Triggered when only metadata changes (status, tags) — no content change.

Payload:

{
"type": "idea_metadata_updated",
"idea_id": 42,
"user_id": "user_abc123",
"metadata": {
"status": "building",
"tags": ["cli", "devtools"]
}
}

Processing steps:

  1. Update Vectorize metadata only.
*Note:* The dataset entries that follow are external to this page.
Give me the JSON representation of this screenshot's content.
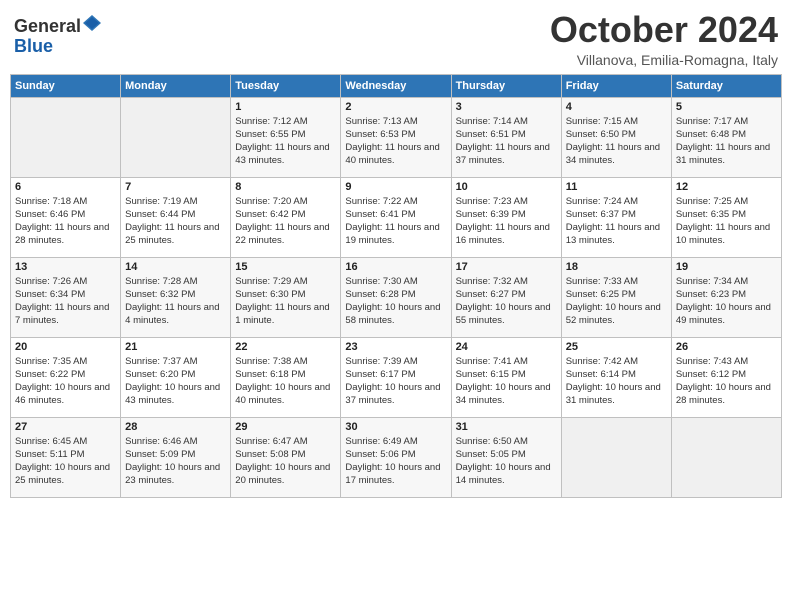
{
  "header": {
    "logo_general": "General",
    "logo_blue": "Blue",
    "month_title": "October 2024",
    "subtitle": "Villanova, Emilia-Romagna, Italy"
  },
  "weekdays": [
    "Sunday",
    "Monday",
    "Tuesday",
    "Wednesday",
    "Thursday",
    "Friday",
    "Saturday"
  ],
  "weeks": [
    [
      {
        "day": "",
        "empty": true
      },
      {
        "day": "",
        "empty": true
      },
      {
        "day": "1",
        "sunrise": "7:12 AM",
        "sunset": "6:55 PM",
        "daylight": "11 hours and 43 minutes."
      },
      {
        "day": "2",
        "sunrise": "7:13 AM",
        "sunset": "6:53 PM",
        "daylight": "11 hours and 40 minutes."
      },
      {
        "day": "3",
        "sunrise": "7:14 AM",
        "sunset": "6:51 PM",
        "daylight": "11 hours and 37 minutes."
      },
      {
        "day": "4",
        "sunrise": "7:15 AM",
        "sunset": "6:50 PM",
        "daylight": "11 hours and 34 minutes."
      },
      {
        "day": "5",
        "sunrise": "7:17 AM",
        "sunset": "6:48 PM",
        "daylight": "11 hours and 31 minutes."
      }
    ],
    [
      {
        "day": "6",
        "sunrise": "7:18 AM",
        "sunset": "6:46 PM",
        "daylight": "11 hours and 28 minutes."
      },
      {
        "day": "7",
        "sunrise": "7:19 AM",
        "sunset": "6:44 PM",
        "daylight": "11 hours and 25 minutes."
      },
      {
        "day": "8",
        "sunrise": "7:20 AM",
        "sunset": "6:42 PM",
        "daylight": "11 hours and 22 minutes."
      },
      {
        "day": "9",
        "sunrise": "7:22 AM",
        "sunset": "6:41 PM",
        "daylight": "11 hours and 19 minutes."
      },
      {
        "day": "10",
        "sunrise": "7:23 AM",
        "sunset": "6:39 PM",
        "daylight": "11 hours and 16 minutes."
      },
      {
        "day": "11",
        "sunrise": "7:24 AM",
        "sunset": "6:37 PM",
        "daylight": "11 hours and 13 minutes."
      },
      {
        "day": "12",
        "sunrise": "7:25 AM",
        "sunset": "6:35 PM",
        "daylight": "11 hours and 10 minutes."
      }
    ],
    [
      {
        "day": "13",
        "sunrise": "7:26 AM",
        "sunset": "6:34 PM",
        "daylight": "11 hours and 7 minutes."
      },
      {
        "day": "14",
        "sunrise": "7:28 AM",
        "sunset": "6:32 PM",
        "daylight": "11 hours and 4 minutes."
      },
      {
        "day": "15",
        "sunrise": "7:29 AM",
        "sunset": "6:30 PM",
        "daylight": "11 hours and 1 minute."
      },
      {
        "day": "16",
        "sunrise": "7:30 AM",
        "sunset": "6:28 PM",
        "daylight": "10 hours and 58 minutes."
      },
      {
        "day": "17",
        "sunrise": "7:32 AM",
        "sunset": "6:27 PM",
        "daylight": "10 hours and 55 minutes."
      },
      {
        "day": "18",
        "sunrise": "7:33 AM",
        "sunset": "6:25 PM",
        "daylight": "10 hours and 52 minutes."
      },
      {
        "day": "19",
        "sunrise": "7:34 AM",
        "sunset": "6:23 PM",
        "daylight": "10 hours and 49 minutes."
      }
    ],
    [
      {
        "day": "20",
        "sunrise": "7:35 AM",
        "sunset": "6:22 PM",
        "daylight": "10 hours and 46 minutes."
      },
      {
        "day": "21",
        "sunrise": "7:37 AM",
        "sunset": "6:20 PM",
        "daylight": "10 hours and 43 minutes."
      },
      {
        "day": "22",
        "sunrise": "7:38 AM",
        "sunset": "6:18 PM",
        "daylight": "10 hours and 40 minutes."
      },
      {
        "day": "23",
        "sunrise": "7:39 AM",
        "sunset": "6:17 PM",
        "daylight": "10 hours and 37 minutes."
      },
      {
        "day": "24",
        "sunrise": "7:41 AM",
        "sunset": "6:15 PM",
        "daylight": "10 hours and 34 minutes."
      },
      {
        "day": "25",
        "sunrise": "7:42 AM",
        "sunset": "6:14 PM",
        "daylight": "10 hours and 31 minutes."
      },
      {
        "day": "26",
        "sunrise": "7:43 AM",
        "sunset": "6:12 PM",
        "daylight": "10 hours and 28 minutes."
      }
    ],
    [
      {
        "day": "27",
        "sunrise": "6:45 AM",
        "sunset": "5:11 PM",
        "daylight": "10 hours and 25 minutes."
      },
      {
        "day": "28",
        "sunrise": "6:46 AM",
        "sunset": "5:09 PM",
        "daylight": "10 hours and 23 minutes."
      },
      {
        "day": "29",
        "sunrise": "6:47 AM",
        "sunset": "5:08 PM",
        "daylight": "10 hours and 20 minutes."
      },
      {
        "day": "30",
        "sunrise": "6:49 AM",
        "sunset": "5:06 PM",
        "daylight": "10 hours and 17 minutes."
      },
      {
        "day": "31",
        "sunrise": "6:50 AM",
        "sunset": "5:05 PM",
        "daylight": "10 hours and 14 minutes."
      },
      {
        "day": "",
        "empty": true
      },
      {
        "day": "",
        "empty": true
      }
    ]
  ],
  "labels": {
    "sunrise": "Sunrise:",
    "sunset": "Sunset:",
    "daylight": "Daylight:"
  }
}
The vector itself is not regenerated since the content has not changed.
  2. This ensures filtered searches (e.g., “search within building status”) reflect the latest metadata.

Triggered manually for full re-indexing of a user’s ideas.

Payload:

{
"type": "backfill_vectors",
"user_id": "user_abc123"
}

Processing steps:

  1. Fetch all active ideas for the user from D1.
  2. Batch embed — process ideas in batches of 10 to avoid rate limits.
  3. Batch upsert to Vectorize.
  4. Run duplicate detection across all pairs above the threshold.
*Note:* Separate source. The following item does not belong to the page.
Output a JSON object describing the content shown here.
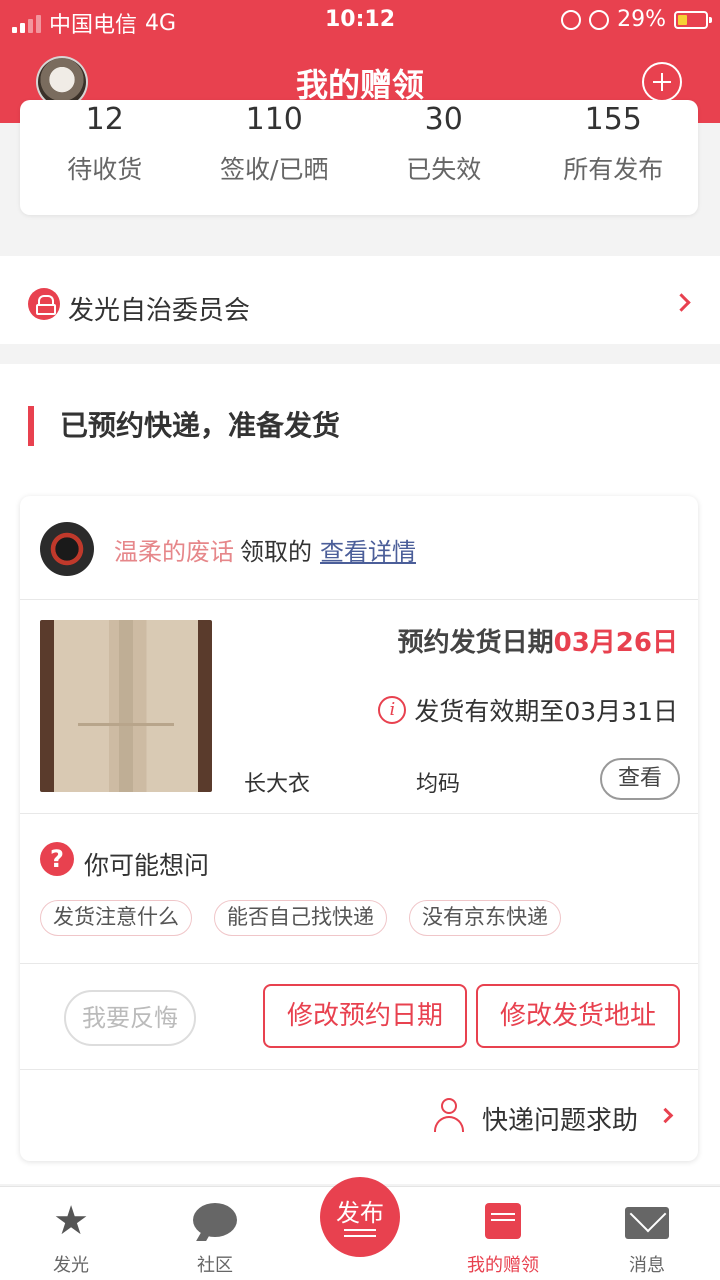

The queue consumer handles errors with a retry strategy:

ScenarioBehavior
Workers AI unavailableRetry with exponential backoff (3 attempts)
Vectorize write failureRetry with exponential backoff (3 attempts)
D1 read failureRetry once, then dead-letter
Invalid message formatLog error, discard message
All retries exhaustedMessage moves to dead-letter queue for manual review

Failed messages are logged with the idea ID, user ID, error message, and attempt count for debugging.

NeuralRepo uses three Cloudflare Workers Cron Triggers for scheduled tasks:

PropertyValue
Schedule0 18 * * SUN (Sunday 6:00 PM UTC)
PurposeGenerate and send weekly digest emails

The digest cron:

  1. Queries all users with digest_enabled = true.
  2. For each user, gathers the week’s new ideas, status changes, and stats.
  3. If the user has a BYOK key, calls the AI provider for a narrative summary.
  4. Formats and sends the digest email.
PropertyValue
Schedule0 9 * * 1 (Monday 9:00 AM UTC)
PurposeFlag ideas that have not been updated recently

The stale check cron:

  1. Queries ideas in exploring or building status that have not been updated in 14+ days.
  2. Updates internal metadata to flag them as stale.
  3. The flags are included in the next weekly digest.
PropertyValue
Schedule0 3 * * * (daily 3:00 AM UTC)
PurposeSync ideas with linked GitHub repositories

The GitHub sync cron syncs idea metadata with connected GitHub repositories for users who have configured GitHub integration.

Queue health can be monitored through the Cloudflare dashboard:

  • Messages in queue — should be near zero during normal operation.
  • Messages processed per minute — spikes after bulk imports.
  • Dead-letter count — should be zero. Any messages here indicate a processing bug.
  • Consumer latency — time from message publish to processing completion.